Armco, Inc. v. Hardesty, 467 U.S. 638 (1984)

Armco, Inc. v. Hardesty


No. 83-297


Argued April 17, 1984
Decided June 12, 1984
467 U.S. 638

APPEAL FROM THE SUPREME COURT OF APPEALS OF
WEST VIRGINIA

Syllabus

West Virginia imposes a gross receipts tax on businesses selling tangible property at wholesale. Local manufacturers are exempt from the tax, but are subject to a higher manufacturing tax. Appellant is an Ohio corporation that manufactures and sells steel products and conducted business in West Virginia. It challenged the wholesale tax on the ground, inter alia, that the tax discriminated against interstate commerce because of the exemption granted to local manufacturers. Appellee State Tax Commissioner rejected the challenge. The Circuit Court reversed on other grounds, but in turn was reversed by the West Virginia Supreme Court of Appeals.

Held: The wholesale gross receipts tax unconstitutionally discriminates against interstate commerce. Pp. 642-646.

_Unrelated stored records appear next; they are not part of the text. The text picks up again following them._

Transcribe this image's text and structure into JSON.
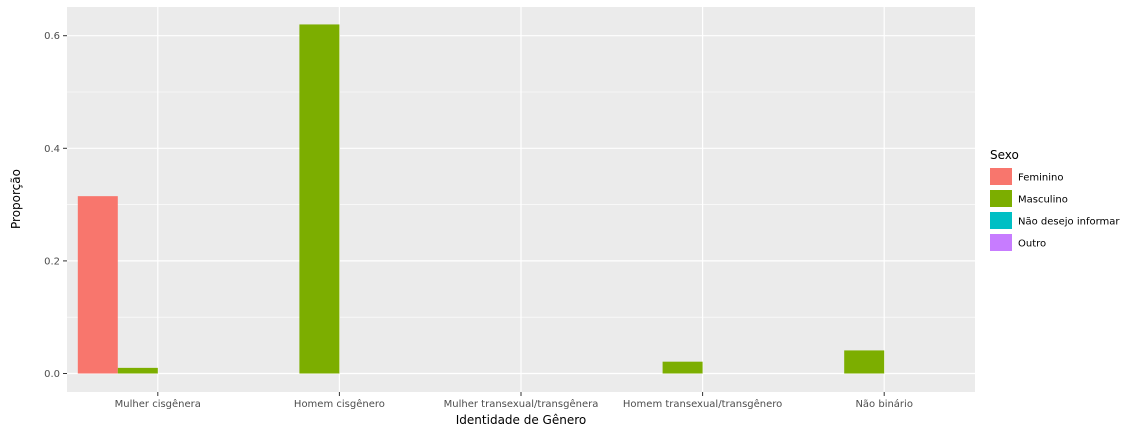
{
  "chart_data": {
    "type": "bar",
    "title": "",
    "xlabel": "Identidade de Gênero",
    "ylabel": "Proporção",
    "categories": [
      "Mulher cisgênera",
      "Homem cisgênero",
      "Mulher transexual/transgênera",
      "Homem transexual/transgênero",
      "Não binário"
    ],
    "ylim": [
      0,
      0.66
    ],
    "yticks": [
      0.0,
      0.2,
      0.4,
      0.6
    ],
    "ytick_labels": [
      "0.0",
      "0.2",
      "0.4",
      "0.6"
    ],
    "grid": true,
    "legend": {
      "title": "Sexo",
      "position": "right"
    },
    "series": [
      {
        "name": "Feminino",
        "color": "#F8766D",
        "values": [
          0.315,
          0,
          0,
          0,
          0
        ]
      },
      {
        "name": "Masculino",
        "color": "#7CAE00",
        "values": [
          0.01,
          0.62,
          0,
          0.021,
          0.041
        ]
      },
      {
        "name": "Não desejo informar",
        "color": "#00BFC4",
        "values": [
          0,
          0,
          0,
          0,
          0
        ]
      },
      {
        "name": "Outro",
        "color": "#C77CFF",
        "values": [
          0,
          0,
          0,
          0,
          0
        ]
      }
    ],
    "panel_background": "#EBEBEB",
    "grid_color": "#FFFFFF"
  }
}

(a) Under the Commerce Clause, a State may not tax a transaction or incident more heavily when it crosses state lines than when it occurs entirely within the State. On its face, the wholesale tax has just that effect, since whether a wholesaler is subject to the tax depends upon whether it conducts manufacturing in the State or out of it. P. 642.

(b) The wholesale tax cannot be deemed a "compensating tax." Manufacturing and wholesaling are not "substantially equivalent events" such that the higher manufacturing tax can be said to compensate for the lighter burden placed on wholesalers from out of State by the wholesale tax. Pp. 642-643.

(c) Moreover, when the two taxes are considered together, discrimination against interstate commerce persists, since, if Ohio or any other State imposes a like tax on its manufacturers, then appellant and others from out of State will pay both a manufacturing tax and a wholesale tax, while West Virginia sellers will pay only the manufacturing tax. Appellant need not prove actual discriminatory impact on it by pointing to a State that imposes a manufacturing tax that results in a total burden higher than that imposed on in-state manufacturers. Any other rule would mean that the constitutionality of West Virginia’s tax laws would depend on the shifting complexities of the 49 other States’ tax laws, and that the validity of the taxes imposed on each taxpayer would depend on the particular other States in which it operated. Cf. Container Corp. of America v. Franchise Tax Board, 463 U.S. 159. Pp. 644-645.

___ W.Va. ___, 303 S.E.2d 706, reversed.

POWELL, J., delivered the opinion of the Court, in which BURGER, C.J., and BRENNAN, WHITE, MARSHALL, BLACKMUN, STEVENS, and O’CONNOR, JJ., joined. REHNQUIST, J., filed a dissenting opinion, post, p. 646.